Tuesday, August 12, 2014: 4:00 PM
Golden State, Hyatt Regency Hotel
Lora A. Richards, Eecb, University of Nevada, Reno, NV
Christopher S. Jeffrey, Chemistry Department, University of Nevada, Reno, NV
Lee A. Dyer, Biology Department 0314, University of Nevada, Reno, NV
Matthew Forister, Biology, University of Nevada, Reno, Reno, NV
Michael D. Leonard, Chemistry, University of Nevada Reno, Reno, NV
Background/Question/Methods

Plants produce a diverse mixture of defensive natural products. Quantifying these defensive compounds and understanding their role in anti-herbivore defenses has been the focus of numerous chemical ecology studies. The assiduous process of extracting and isolating these compounds for structure determination and ecological studies for a single species is a major undertaking; however, accomplishing this for hundreds of species would take a lifetime.  A main question driving our research is how to compare phytochemical diversity between species without the arduous task mentioned above.  The genus Piper has over 1500 species and produces secondary metabolites from over 20 classes.  Can phytochemical diversity explain Piper species diversity?
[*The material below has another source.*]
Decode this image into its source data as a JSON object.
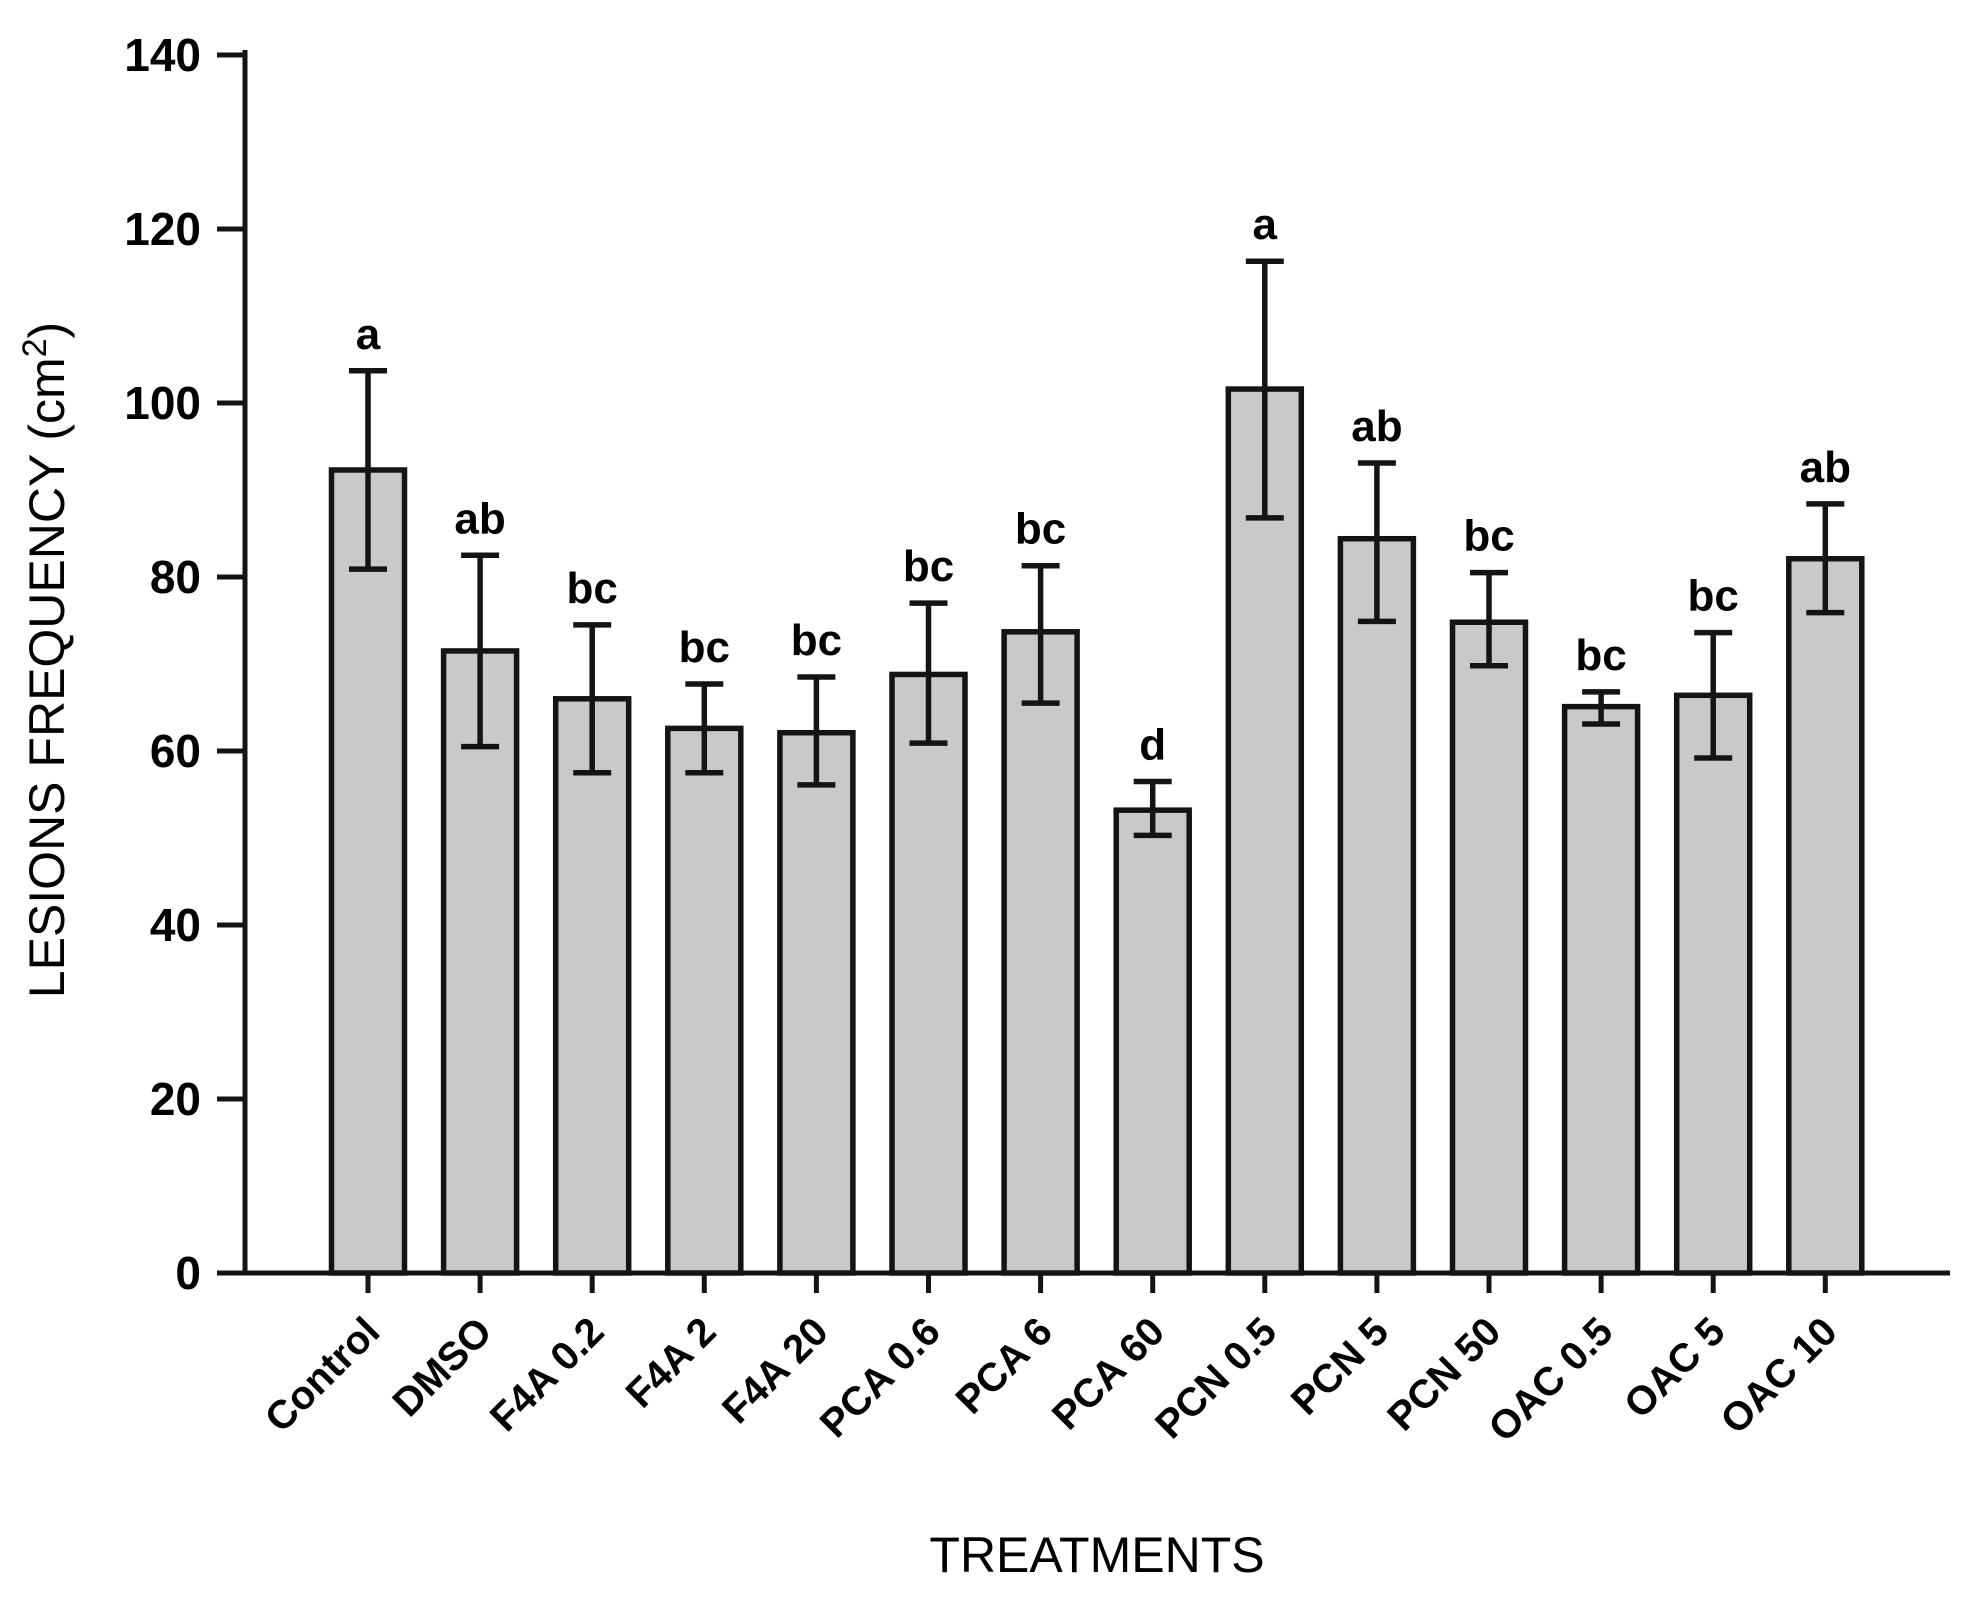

To begin to answer large ecological questions like this we first need to determine how we measure phytochemical diversity and optimize how we handle the data. To start, we collected, made crude extracts and ran NMR on over 100 species of Piper.  From those, the major components were determined in about 60 samples and the raw NMR data were analyzed  to produce a chemogram. For 24 species we combined NMR data with herbivory and herbivore community data.

Results/Conclusions

In the cluster analysis, species containing some major components, such as prenylated benzoic acids, chalcones and amides, grouped well together.  Interestingly, amides produced through long chain fatty acid biosynthesis fell out separately from those produced through shikimate biosynthesis.   Through structural equation modeling we found a high level of fitness for an a priori model in which herbivore diversity drives chemical diversity and is positively related to herbivory.  In return chemical diversity is had a negative effect on herbivory.  Both of these new approaches to analyzing raw NMR data indicate the potential for answering big questions in ecology and a potential use in predicting patterns of herbivore diversity.